Postcards from inside #24. White Terror

Reposted from Limit Experience.

Jing-Mei Human Rights Memorial and Cultural Park, Taipei, December 2015

Co-written with John Hutnyk

Although this will no doubt change in years to come, Jing-Mei currently seems to occupy a tricky position as both memorial site, prison museum and cultural park. It is missing from the current edition of the Taiwan Lonely Planet whose maps of Taipei narrowly crop it off. Both the 2-28 Memorial Park and Museum and the Chiayi Prison museum are given decent attention.

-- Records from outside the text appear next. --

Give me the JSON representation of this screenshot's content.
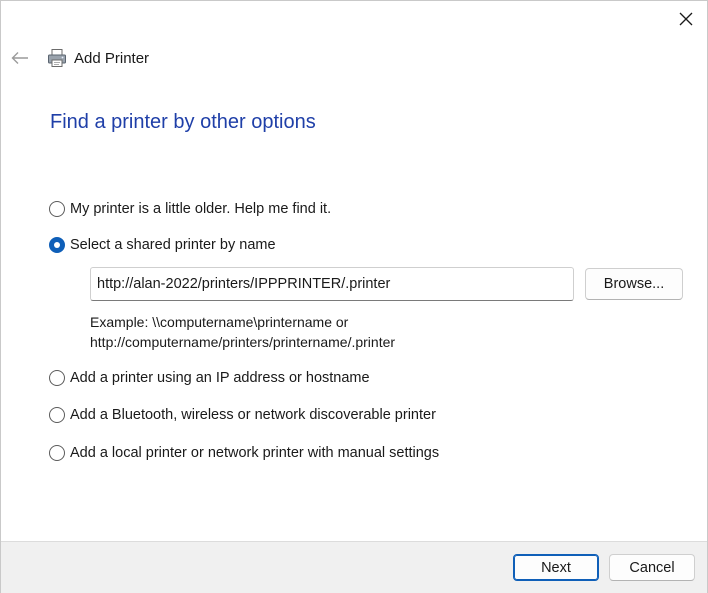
{
  "window": {
    "title": "Add Printer",
    "close_icon": "close-icon",
    "back_icon": "back-arrow-icon",
    "title_icon": "printer-icon"
  },
  "heading": "Find a printer by other options",
  "options": [
    {
      "label": "My printer is a little older. Help me find it.",
      "checked": false
    },
    {
      "label": "Select a shared printer by name",
      "checked": true
    },
    {
      "label": "Add a printer using an IP address or hostname",
      "checked": false
    },
    {
      "label": "Add a Bluetooth, wireless or network discoverable printer",
      "checked": false
    },
    {
      "label": "Add a local printer or network printer with manual settings",
      "checked": false
    }
  ],
  "shared_printer": {
    "value": "http://alan-2022/printers/IPPPRINTER/.printer",
    "browse_label": "Browse...",
    "example_line1": "Example: \\\\computername\\printername or",
    "example_line2": "http://computername/printers/printername/.printer"
  },
  "footer": {
    "next_label": "Next",
    "cancel_label": "Cancel"
  },
  "colors": {
    "accent": "#0f5fb8",
    "heading": "#1f3fa8",
    "footer_bg": "#f0f0f0"
  }
}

Visiting Jing-Mai on New Year’s Eve (31 December 2015), it was almost completely deserted bar a woman exercising her border collie. Although it was a damp, grey afternoon which over-emphasized the new brutalism of some of the sites architecture, it was still difficult to imagine the appeal of the space as a cultural park in better weather given the proliferation of creative and cultural parks throughout Taipei and Taiwan. The logic of defining the space in relation to other restoration and repurposing also seems problematic given many of these parks such as Huashan 1914 Creative Park (a former winery turned into a series of design-concept stores, cafes, galleries and an arthouse cinema) celebrate culture as consumerism first and foremost.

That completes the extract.